REPUBLIKA.CO.ID, SEOUL -- Pembatasan ketat virus corona yang diberlakukan Korea Utara (Korut) dapat memaksa penghentian Program Pangan Dunia yang diadakan Persatuan Bangsa-Bangsa (PBB). Padahal di saat yang sama, Korut disebut berhadapan dengan malnutrisi kronis yang merajalela.

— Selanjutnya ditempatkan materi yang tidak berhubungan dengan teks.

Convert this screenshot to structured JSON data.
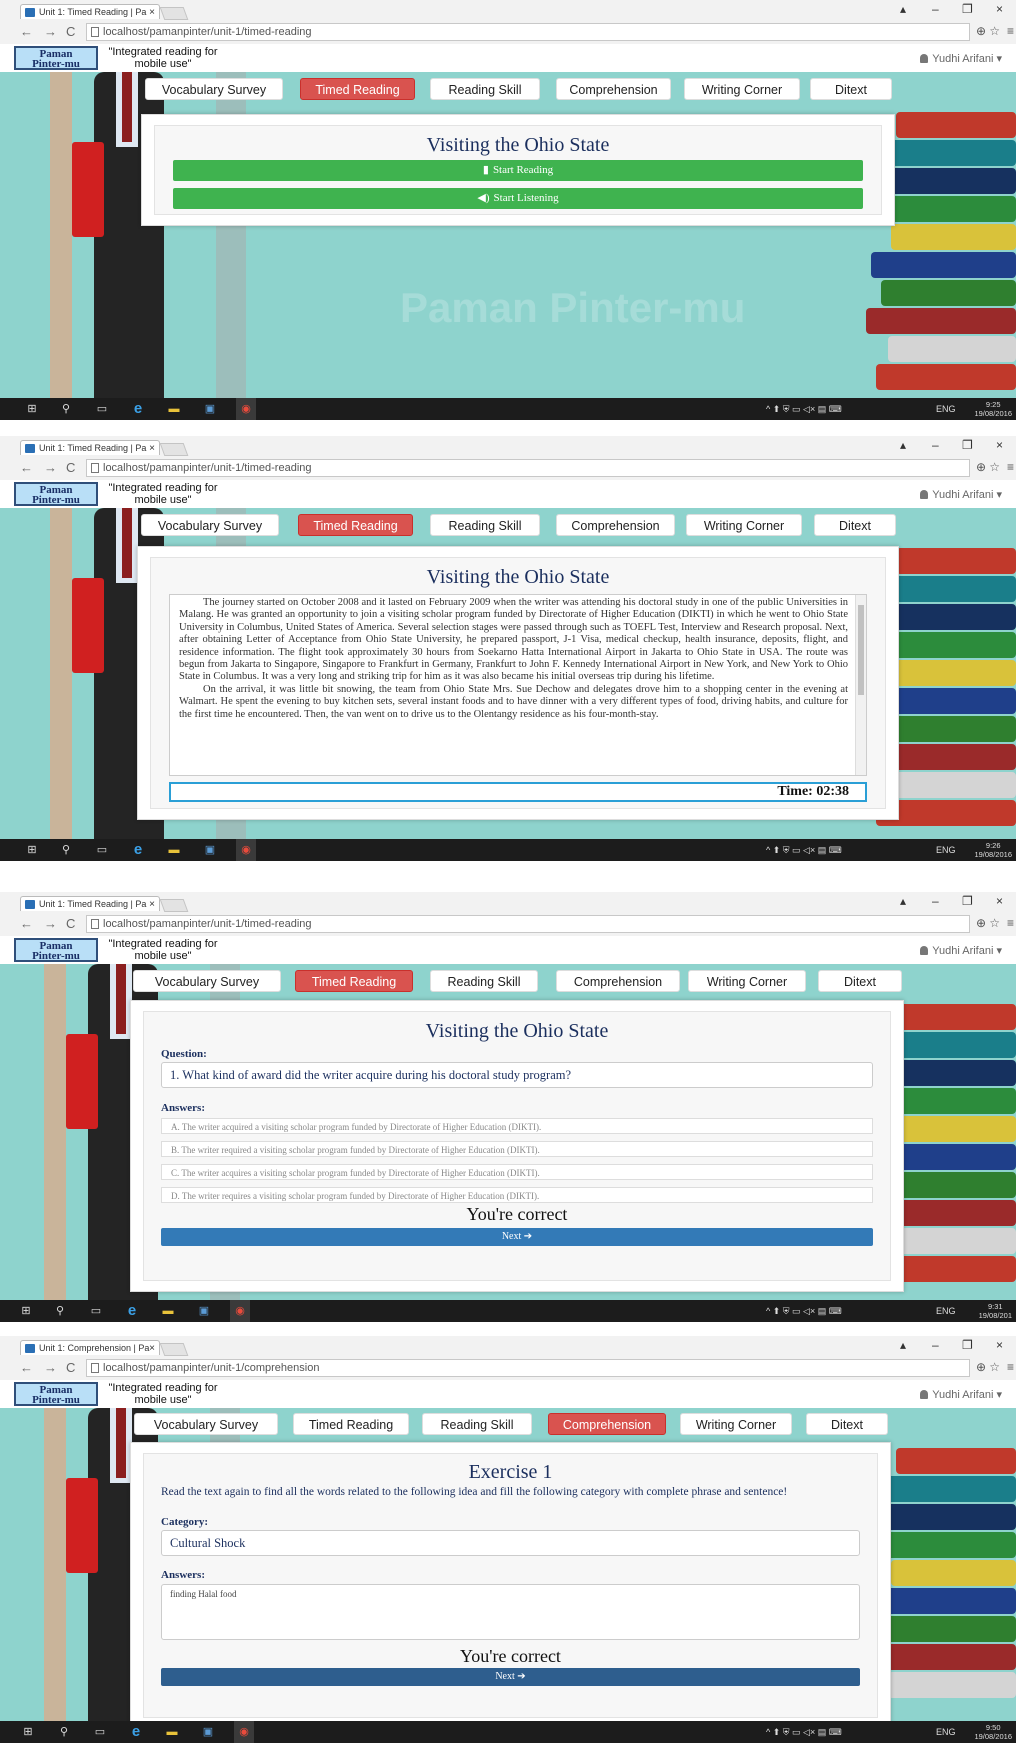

Korut yang berada di bawah sanksi internasional atas senjata nuklir dan program rudal balistiknya telah lama berjuang memberi makan rakyatnya sendiri. Namun Korut sulit keluar dari kondisi menderita kekurangan pangan. Lebih dari 40 persen dari 25 juta penduduk Korut dianggap rawan pangan menurut perkiraan PBB.
Program Pangan Dunia (WFP) sejauh ini merupakan operasi bantuan internasional terbesar di negara tersebut. WFP menyediakan makanan khusus untuk sekitar satu juta wanita hamil, ibu menyusui dan anak-anak setiap bulan.
Sanksi telah lama mempersulit upaya bantuan, tetapi WFP mengatakan isolasi virus korona yang diberlakukan sendiri oleh Korut menimbulkan masalah baru untuk pekerjaan bantuan. Korea Utara menutup perbatasannya pada Januari tahun lalu untuk melindungi diri dari virus yang pertama kali muncul di China.
"Impor makanan, penempatan staf internasional dan akses pemantauan fisik tetap dibatasi untuk waktu yang lama," tulis WFP dalam laporannya dilansir dari Arab News pada Selasa (23/2).
WFP menyampaikan akan menggunakan peluang di mana impor makanan diizinkan untuk mengisi kembali sekaligus mengoptimalkan stok dalam negeri. "Ada risiko residu yang signifikan bahwa, jika impor pangan tidak memungkinkan, operasi akan dihentikan pada 2021," tulis WFP.
Pyongyang telah lama menegaskan belum melihat kasus Covid-19 dimana telah menewaskan lebih dari dua juta orang di seluruh dunia. Pemimpin tertinggi Korut, Kim Jong Un mengulangi klaim tersebut pada parade militer besar-besaran pada Oktober 20202. Para ahli menilai klaim Korut itu tidak mungkin karena virus pertama kali muncul di negara tetangganya China.